Nawiązując do „tak krytykowanego” połączenia Prokuratury Generalnej z urzędem ministra sprawiedliwości, Ziobro wskazał, że osobiście musiał podejmować decyzje związane ze sprawami zabójstwa Iwony Cygan i „kobiety, której części ciała wyłowiono z Wisły”, ponieważ wymienione sprawy „niekoniecznie były priorytetem” poprzednich kierownictw prokuratury, i choć były sygnały o możliwości stawiania zarzutów, nie było gotowości, odwagi, by takie ryzyko podjąć. Gdyby nie moje „zielone światło” i decyzja, nie moglibyście państwo informować o sukcesach i nowych ustaleniach w tamtych postepowaniach – powiedział.

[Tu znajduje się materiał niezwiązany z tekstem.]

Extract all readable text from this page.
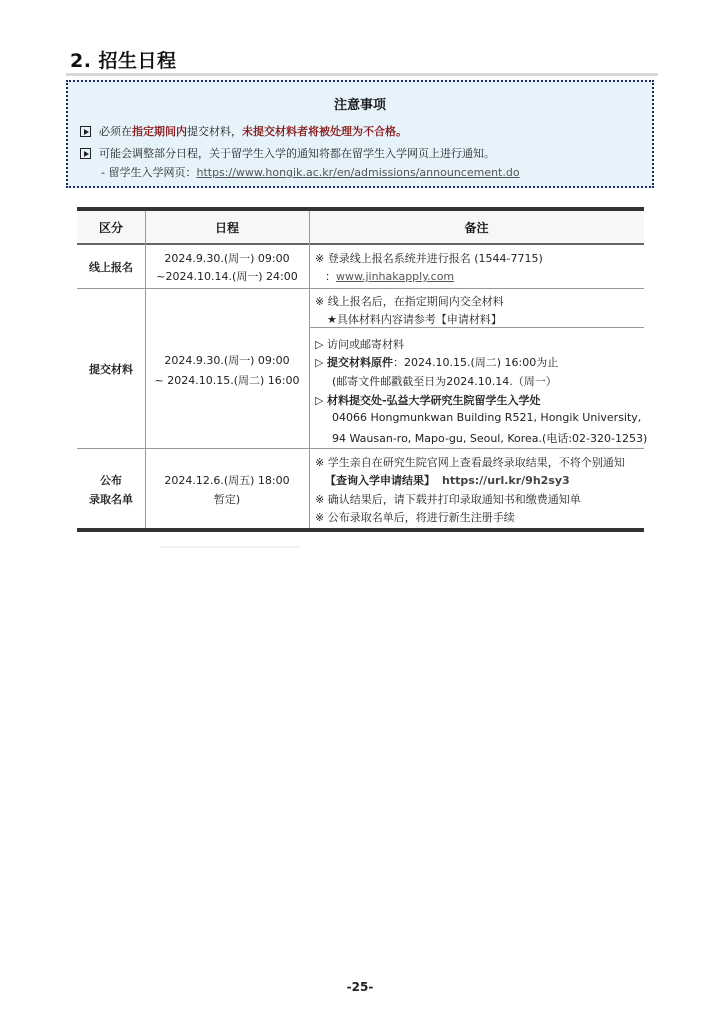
2. 招生日程
注意事项
必须在指定期间内提交材料，未提交材料者将被处理为不合格。
可能会调整部分日程，关于留学生入学的通知将都在留学生入学网页上进行通知。
- 留学生入学网页：https://www.hongik.ac.kr/en/admissions/announcement.do
区分	日程	备注
线上报名
2024.9.30.(周一) 09:00
~2024.10.14.(周一) 24:00
※ 登录线上报名系统并进行报名 (1544-7715)
：www.jinhakapply.com
提交材料
2024.9.30.(周一) 09:00
~ 2024.10.15.(周二) 16:00
※ 线上报名后，在指定期间内交全材料
★具体材料内容请参考【申请材料】
▷ 访问或邮寄材料
▷ 提交材料原件：2024.10.15.(周二) 16:00为止
(邮寄文件邮戳截至日为2024.10.14.（周一）
▷ 材料提交处-弘益大学研究生院留学生入学处
04066 Hongmunkwan Building R521, Hongik University,
94 Wausan-ro, Mapo-gu, Seoul, Korea.(电话:02-320-1253)
公布
录取名单
2024.12.6.(周五) 18:00
暂定)
※ 学生亲自在研究生院官网上查看最终录取结果，不将个别通知
【查询入学申请结果】 https://url.kr/9h2sy3
※ 确认结果后，请下载并打印录取通知书和缴费通知单
※ 公布录取名单后，将进行新生注册手续
-25-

Pytanie, czy w świetle choćby tych (spraw) i tego dzisiejszego wydarzenia można mówić, że połączenie tych dwóch urzędów jest błędem? Wydaje mi się, że nie jest błędem. Wydaje mi się, że prokuratura wymaga ofensywnego, zdecydowanego kierownictwa i takie jest możliwe wtedy, kiedy łączy się na tyle mocne dwa urzędy, że można zagwarantować prokuratorom niezależną, ofensywną aktywność i gwarantować, że prokurator generalny-ministerstwo sprawiedliwości będzie tarczą dla ich poczynań, nawet wtedy, kiedy podejmują ryzykowne i trudne działania związane z wykryciem przestępstw” – mówił minister i prokurator generalny.
W sprawie zabójstwa Jaroszewiczów w kwietniu 1994 r. zatrzymano cztery osoby – Krzysztofa R. „Faszysta”, Wacława K. „Niuniek”, Henryka S. „Sztywny” i Jana K. „Krzaczek”. Od początku twierdzili, że są niewinni. W 1998 r. ówczesny Sąd Wojewódzki w Warszawie uniewinnił całą czwórkę z braku dowodów – wnosiła o to nie tylko obrona podsądnych, ale też oskarżyciel. W 2000 r. wyrok uniewinniający utrzymał Sąd Apelacyjny w Warszawie.
W połowie zeszłego roku do badania zabójstwa Jaroszewiczów powróciła Prokuratura Okręgowa Warszawa-Praga. Wszczęcie śledztwa było możliwe po przekazaniu do prokuratury materiałów dotyczących ujawnienia w mediach uznawanych za zagubione śladów kryminalistycznych ze sprawy dotyczącej tej zbrodni.